Os ciganos ficaram impressionados com o leitor da mente, porém, ele continuou: “na Grécia antiga havia uma deusa fogosa, linda, chamada Afrodite. O povo vinha de longe contemplar a sua beleza. Essa deusa tinha um filho chamado Eros, deus da vida e do amor. Esse deus era lindo, perfeito, e encarregado de distribuir o amor entre os mortais e imortais, por meio de um arco e flecha. Numa pequena cidade, perto de algum lugar vivia uma moça mortal chamada Psique. Era mais bonita que a deusa Afrodite. Era mais simpática, risonha, educada do que Afrodite. A presença de Psique desestabilizou o poder da deusa que, por egoísmo foi invadida pelo medo, inveja, ciúme. Descontrolada, Afrodite ordenou a seu filho Eros que matasse Psique. Eros encontra Psique no Bosque das Flores Finitas. Encanta-se com sua beleza, ao tentar matá-la, fere-se com sua flecha e apaixona-se por ela. Casam-se em segredo. Afrodite descobre o casamento passando a massacrar a nora com maus tratos, humilhações, palavras ofensivas. Eros pede socorro ao deus Zeus que, num gesto divino dá a imortalidade a Psique. Todos os participantes da mitologia Grega estão de certa forma, presenciados no doce Olho de Sogra. Psique significa alma e, ao mesmo tempo, representa a purificação do espírito através do conflito, do sofrimento, arrolados aos desmandos da vida”.
Os ciganos Adriano e Carla agradeceram ao leitor da mente pelos ensinamentos recebidos.
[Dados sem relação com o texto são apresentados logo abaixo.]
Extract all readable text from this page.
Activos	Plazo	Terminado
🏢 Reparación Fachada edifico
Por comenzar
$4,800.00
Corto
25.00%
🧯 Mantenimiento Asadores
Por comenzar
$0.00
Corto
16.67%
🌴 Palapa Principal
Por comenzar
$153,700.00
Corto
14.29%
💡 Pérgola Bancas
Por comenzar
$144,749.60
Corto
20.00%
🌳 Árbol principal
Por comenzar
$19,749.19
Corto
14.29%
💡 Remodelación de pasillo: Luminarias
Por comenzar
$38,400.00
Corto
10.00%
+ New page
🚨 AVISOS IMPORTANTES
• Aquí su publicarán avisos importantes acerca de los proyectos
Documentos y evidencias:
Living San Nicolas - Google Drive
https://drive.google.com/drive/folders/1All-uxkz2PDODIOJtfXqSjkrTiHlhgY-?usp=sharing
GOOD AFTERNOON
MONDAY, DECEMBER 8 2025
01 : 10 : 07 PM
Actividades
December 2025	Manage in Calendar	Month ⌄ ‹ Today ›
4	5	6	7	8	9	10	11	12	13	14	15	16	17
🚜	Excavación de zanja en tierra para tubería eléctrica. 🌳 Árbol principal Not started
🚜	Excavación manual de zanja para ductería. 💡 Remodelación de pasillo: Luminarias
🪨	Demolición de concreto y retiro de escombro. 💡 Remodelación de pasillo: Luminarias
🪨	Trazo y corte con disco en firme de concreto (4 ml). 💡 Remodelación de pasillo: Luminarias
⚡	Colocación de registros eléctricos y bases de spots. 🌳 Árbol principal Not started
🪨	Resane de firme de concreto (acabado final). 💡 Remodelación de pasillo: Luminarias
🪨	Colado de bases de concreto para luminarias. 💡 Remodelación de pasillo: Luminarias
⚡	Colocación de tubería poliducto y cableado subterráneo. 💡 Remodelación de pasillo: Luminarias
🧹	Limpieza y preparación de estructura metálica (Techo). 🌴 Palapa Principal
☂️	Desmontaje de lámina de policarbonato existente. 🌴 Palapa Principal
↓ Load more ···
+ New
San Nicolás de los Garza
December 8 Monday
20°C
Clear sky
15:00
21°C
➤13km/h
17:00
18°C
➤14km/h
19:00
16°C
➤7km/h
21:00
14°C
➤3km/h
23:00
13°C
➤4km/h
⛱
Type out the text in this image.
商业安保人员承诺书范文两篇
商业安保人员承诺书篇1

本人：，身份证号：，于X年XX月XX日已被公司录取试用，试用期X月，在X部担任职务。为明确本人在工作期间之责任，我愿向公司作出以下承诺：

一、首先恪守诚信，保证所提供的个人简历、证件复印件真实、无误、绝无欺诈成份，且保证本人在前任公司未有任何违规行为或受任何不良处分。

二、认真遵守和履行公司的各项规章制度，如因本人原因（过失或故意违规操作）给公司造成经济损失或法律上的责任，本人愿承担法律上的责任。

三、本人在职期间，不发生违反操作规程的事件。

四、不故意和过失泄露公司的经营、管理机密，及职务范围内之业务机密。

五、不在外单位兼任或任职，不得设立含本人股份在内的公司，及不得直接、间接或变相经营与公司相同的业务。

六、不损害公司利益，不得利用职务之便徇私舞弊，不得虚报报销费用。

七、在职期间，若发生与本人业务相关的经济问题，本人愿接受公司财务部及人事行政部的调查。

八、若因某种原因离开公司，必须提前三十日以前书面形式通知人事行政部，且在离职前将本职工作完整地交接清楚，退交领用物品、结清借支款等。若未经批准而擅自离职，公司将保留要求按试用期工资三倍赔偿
A noite banhava-se na lua refletida na superfície do Lago Florido. Os animais da noite cantavam sons vindos das galáxias invisíveis. Os Olhos de Sogra, unidos, bailavam na vitrine da confeitaria Pastisserie des Rêves, piscando notícias do mundo movido pelos sentimentos humanos.
Olho de sogra
Receita
Ingredientes: 200 gramas de coco ralado; 1 gema; 1 colher de sobremesa de essência de baunilha; 1 colher de sopa de margarina sem sal; 1 lata de leite condensado; 300 gramas de ameixas pretas sem caroço; açúcar cristal a gosto.
Modo de fazer: Misture o coco ralado, a gema, a essência de baunilha, a margarina e o leite condensado. Leve ao fogo e continue mexendo até desgrudar do fundo da panela. Deixe descansar por 30 minutos. Faça docinhos no formato de croquetes e cubra com os pedaços de ameixa. Passe no açúcar cristal e disponha em forminhas de papel. Podendo ainda ser passado em uma calda, em ponto de fio, para cristalizá-lo.